Noutra vertente, já em meados de 2016, “anotou-se o surgimento, com tendência crescente, de casos de ransomware”. São situações que podem ser criminalmente enquadradas no dano informático ou na sabotagem informática e que se traduzem, na perspectiva da vítima, no recebimento de uma mensagem de correio electrónico, infectada com malware que, uma vez aberto, encripta os dados do computador. Depois, surge no monitor uma mensagem a informar que os dados apenas serão libertados mediante um pagamento de uma quantia monetária.
“Muitas destas queixas que foram surgindo, como se disse de forma crescente, foram apresentadas por empresas que, tendo backups dos seus dados, pretendiam reportar a situação para poderem vir a justificar (por exemplo, por razões societárias ou fiscais) a perda de documentos de gestão.”
Pornografia infantil também a crescer
Por último, o relatório revela que crimes na área da pornografia infantil têm também vindo a crescer.
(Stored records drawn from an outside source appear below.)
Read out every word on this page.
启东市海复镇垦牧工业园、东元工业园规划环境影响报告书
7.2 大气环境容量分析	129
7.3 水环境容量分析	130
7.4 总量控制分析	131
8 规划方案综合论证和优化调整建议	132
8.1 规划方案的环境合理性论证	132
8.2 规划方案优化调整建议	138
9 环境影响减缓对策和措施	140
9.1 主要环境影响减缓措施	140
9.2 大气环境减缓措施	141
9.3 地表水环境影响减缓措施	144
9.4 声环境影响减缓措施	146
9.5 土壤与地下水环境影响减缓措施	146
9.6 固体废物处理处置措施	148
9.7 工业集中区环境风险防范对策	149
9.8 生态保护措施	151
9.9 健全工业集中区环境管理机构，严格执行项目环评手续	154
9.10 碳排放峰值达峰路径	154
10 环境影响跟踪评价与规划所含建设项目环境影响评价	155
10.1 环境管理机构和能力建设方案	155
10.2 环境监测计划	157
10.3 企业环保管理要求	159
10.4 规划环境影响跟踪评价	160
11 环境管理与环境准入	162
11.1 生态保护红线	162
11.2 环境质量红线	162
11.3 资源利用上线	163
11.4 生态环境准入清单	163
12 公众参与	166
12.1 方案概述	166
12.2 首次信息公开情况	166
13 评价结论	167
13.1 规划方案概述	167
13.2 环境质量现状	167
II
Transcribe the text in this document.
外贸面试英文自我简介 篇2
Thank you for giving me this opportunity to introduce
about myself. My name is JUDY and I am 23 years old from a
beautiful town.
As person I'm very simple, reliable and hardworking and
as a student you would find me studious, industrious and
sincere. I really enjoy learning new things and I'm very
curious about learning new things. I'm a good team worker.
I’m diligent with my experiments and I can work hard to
Desde Outubro de 2013 a até Junho de 2016, o Departamento Central de Investigação e Acção Penal (DCIAP) recebeu 2880 participações. Destas, 1350 deram origem à abertura de inquérito, dos quais foram remetidos para as comarcas 601. No DCIAP foram arquivados 634 inquéritos. Até Julho de 2016, foram proferidas nestes inquéritos 20 acusações, número esse que chegaria a 28 no fim do ano de 2016.
Segundo o Relatório Anual de Segurança Interna de 2016, os crimes de pornografia com menores na Internet cresceu 36% em relação a 2015.
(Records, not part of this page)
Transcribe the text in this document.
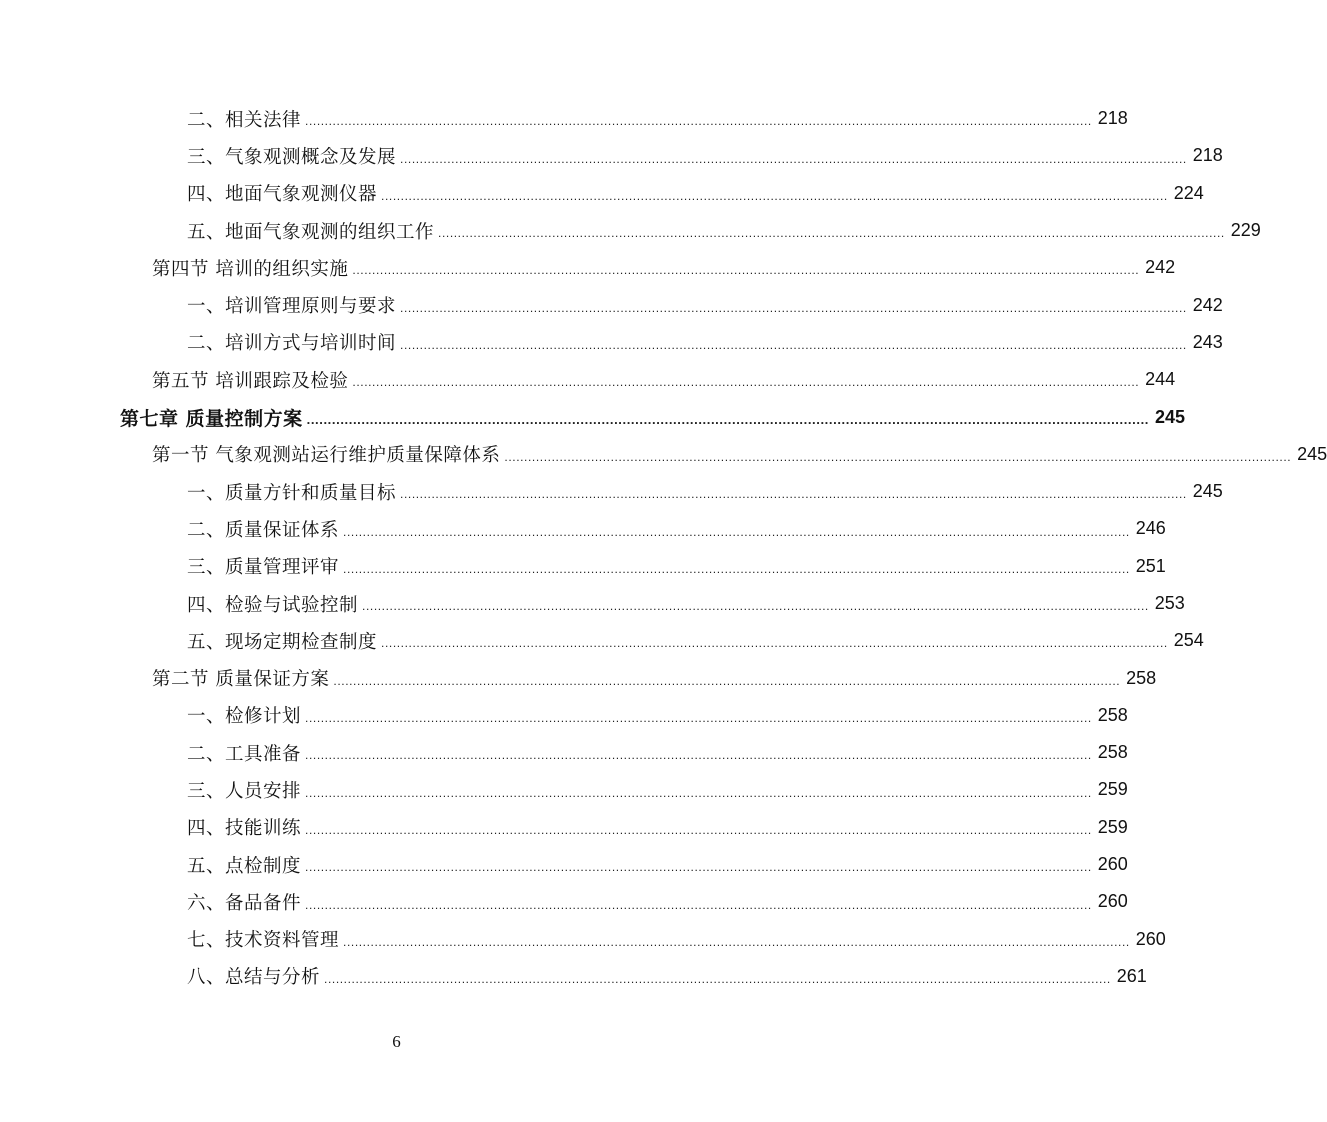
二、相关法律 ........................................................................................................................................................................................................ 218
三、气象观测概念及发展 ........................................................................................................................................................................................................ 218
四、地面气象观测仪器 ........................................................................................................................................................................................................ 224
五、地面气象观测的组织工作 ........................................................................................................................................................................................................ 229
第四节 培训的组织实施 ........................................................................................................................................................................................................ 242
一、培训管理原则与要求 ........................................................................................................................................................................................................ 242
二、培训方式与培训时间 ........................................................................................................................................................................................................ 243
第五节 培训跟踪及检验 ........................................................................................................................................................................................................ 244
第七章 质量控制方案 ........................................................................................................................................................................................................ 245
第一节 气象观测站运行维护质量保障体系 ........................................................................................................................................................................................................ 245
一、质量方针和质量目标 ........................................................................................................................................................................................................ 245
二、质量保证体系 ........................................................................................................................................................................................................ 246
三、质量管理评审 ........................................................................................................................................................................................................ 251
四、检验与试验控制 ........................................................................................................................................................................................................ 253
五、现场定期检查制度 ........................................................................................................................................................................................................ 254
第二节 质量保证方案 ........................................................................................................................................................................................................ 258
一、检修计划 ........................................................................................................................................................................................................ 258
二、工具准备 ........................................................................................................................................................................................................ 258
三、人员安排 ........................................................................................................................................................................................................ 259
四、技能训练 ........................................................................................................................................................................................................ 259
五、点检制度 ........................................................................................................................................................................................................ 260
六、备品备件 ........................................................................................................................................................................................................ 260
七、技术资料管理 ........................................................................................................................................................................................................ 260
八、总结与分析 ........................................................................................................................................................................................................ 261
6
Já em jeito conclusão, o relatório revela que “de um modo generalizado, foi dada conta de imensa demora na realização de perícias informáticas, pela Polícia Judiciária". "Esta demora tem prejudicado de forma excepcionalmente grave as investigações."
Por outro lado, anotou-se que, em bom número das comarcas, “a criminalidade relacionada com a Internet já tem sido distribuída de forma concentrada a um ou mais magistrados, tirando-se assim proveito de alguma especialização que vai já surgindo.”